- Dollar steadies against yen, euro, franc after overnight drop
- N.Korea a worry but market also focuses on US policies
The dollar steadied on Tuesday after investors took in the latest headlines on tensions in the Korean Peninsula before turning their focus towards U.S. monetary and fiscal policies.
The U.S. currency was flat at 109.780 yen. It slid to 109.220 the previous day in a knee-jerk reaction to North Korea’s hydrogen bomb test on Sunday.
The euro was flat at $1.1895, edging away from Monday’s high of $1.1922.

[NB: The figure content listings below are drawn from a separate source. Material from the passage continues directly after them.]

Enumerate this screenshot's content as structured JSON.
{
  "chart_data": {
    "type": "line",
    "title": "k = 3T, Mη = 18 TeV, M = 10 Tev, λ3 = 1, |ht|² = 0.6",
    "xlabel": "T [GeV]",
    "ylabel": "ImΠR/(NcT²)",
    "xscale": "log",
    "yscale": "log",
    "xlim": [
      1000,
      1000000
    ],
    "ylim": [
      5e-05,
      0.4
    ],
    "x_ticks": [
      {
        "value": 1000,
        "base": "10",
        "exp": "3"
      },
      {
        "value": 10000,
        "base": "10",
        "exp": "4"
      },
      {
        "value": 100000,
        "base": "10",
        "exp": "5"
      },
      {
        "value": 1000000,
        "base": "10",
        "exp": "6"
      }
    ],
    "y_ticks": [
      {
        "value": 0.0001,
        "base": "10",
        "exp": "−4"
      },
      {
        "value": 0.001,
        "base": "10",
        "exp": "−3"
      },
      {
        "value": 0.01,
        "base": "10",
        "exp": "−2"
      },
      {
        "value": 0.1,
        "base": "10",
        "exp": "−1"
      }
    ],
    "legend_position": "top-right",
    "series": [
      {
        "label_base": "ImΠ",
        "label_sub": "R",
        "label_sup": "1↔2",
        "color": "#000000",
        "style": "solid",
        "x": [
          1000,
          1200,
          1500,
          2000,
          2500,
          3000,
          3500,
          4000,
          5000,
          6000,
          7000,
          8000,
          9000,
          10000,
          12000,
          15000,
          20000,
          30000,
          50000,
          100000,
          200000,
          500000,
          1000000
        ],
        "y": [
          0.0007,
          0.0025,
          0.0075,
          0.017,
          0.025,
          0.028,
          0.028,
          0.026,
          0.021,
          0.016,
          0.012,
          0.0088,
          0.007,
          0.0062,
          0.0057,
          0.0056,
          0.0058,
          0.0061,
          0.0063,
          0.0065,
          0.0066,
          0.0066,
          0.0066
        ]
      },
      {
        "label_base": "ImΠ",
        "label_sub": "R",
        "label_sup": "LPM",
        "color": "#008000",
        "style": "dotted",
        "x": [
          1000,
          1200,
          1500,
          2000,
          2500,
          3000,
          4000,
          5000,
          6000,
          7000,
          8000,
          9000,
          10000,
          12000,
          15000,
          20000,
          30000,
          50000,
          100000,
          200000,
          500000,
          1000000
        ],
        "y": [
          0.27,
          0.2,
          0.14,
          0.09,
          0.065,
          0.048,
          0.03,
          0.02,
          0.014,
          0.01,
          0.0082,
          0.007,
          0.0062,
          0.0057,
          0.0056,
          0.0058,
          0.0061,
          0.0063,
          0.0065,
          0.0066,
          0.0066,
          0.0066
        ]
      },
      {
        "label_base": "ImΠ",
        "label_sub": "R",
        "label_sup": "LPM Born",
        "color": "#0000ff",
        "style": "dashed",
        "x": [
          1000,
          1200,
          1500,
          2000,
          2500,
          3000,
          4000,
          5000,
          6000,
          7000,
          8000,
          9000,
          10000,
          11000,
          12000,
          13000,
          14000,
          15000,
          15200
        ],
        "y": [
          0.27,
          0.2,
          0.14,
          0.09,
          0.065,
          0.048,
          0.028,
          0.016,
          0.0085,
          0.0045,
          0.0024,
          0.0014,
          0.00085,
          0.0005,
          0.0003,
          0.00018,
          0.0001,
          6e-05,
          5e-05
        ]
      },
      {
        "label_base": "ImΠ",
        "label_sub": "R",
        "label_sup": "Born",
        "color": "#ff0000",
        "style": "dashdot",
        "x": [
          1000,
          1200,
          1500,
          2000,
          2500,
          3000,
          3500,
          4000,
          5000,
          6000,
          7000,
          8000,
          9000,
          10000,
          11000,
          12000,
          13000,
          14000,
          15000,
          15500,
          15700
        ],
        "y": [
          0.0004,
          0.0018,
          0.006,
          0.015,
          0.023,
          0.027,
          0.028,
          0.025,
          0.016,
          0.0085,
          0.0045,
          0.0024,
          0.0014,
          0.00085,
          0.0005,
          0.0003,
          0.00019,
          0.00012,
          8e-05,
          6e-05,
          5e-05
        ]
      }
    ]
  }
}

“The market looks to have already priced in North Korea’s nuclear test. While caution towards the North conducting another missile launch is limiting the dollar’s upside, at least the market can be mentally prepared for it,” said Yukio Ishizuki, senior currency strategist at Daiwa Securities.
South Korea’s defense ministry said on Monday it was still seeing signs that North Korea plans to launch more ballistic missiles.
“Meanwhile, there will be other factors this month that could ultimately support the dollar, such as the Federal Reserve’s policy meeting and upcoming discussions over the U.S. debt ceiling,” Ishizuki at Daiwa Securities said.
The U.S. Treasury Department has a Sept. 29 deadline to raise the debt limit, a legal cap on how much the U.S. government is allowed to borrow.
Only the U.S. Congress can raise the debt limit and expectations have risen that the ceiling would not affect Federal efforts to clean up after Hurricane Harvey.
The dollar index against a basket of six major currencies was steady at 92.630 after losing 0.2 percent the previous day.
The Swiss franc was a touch weaker at 0.9585 franc per dollar after jumping 0.7 percent the previous day following North Korea’s nuclear test.
The Australian dollar was up 0.1 percent at $0.7948 after the risk aversion that gripped the broader markets overnight pulled it off a one-month high of $0.7997 set on Friday.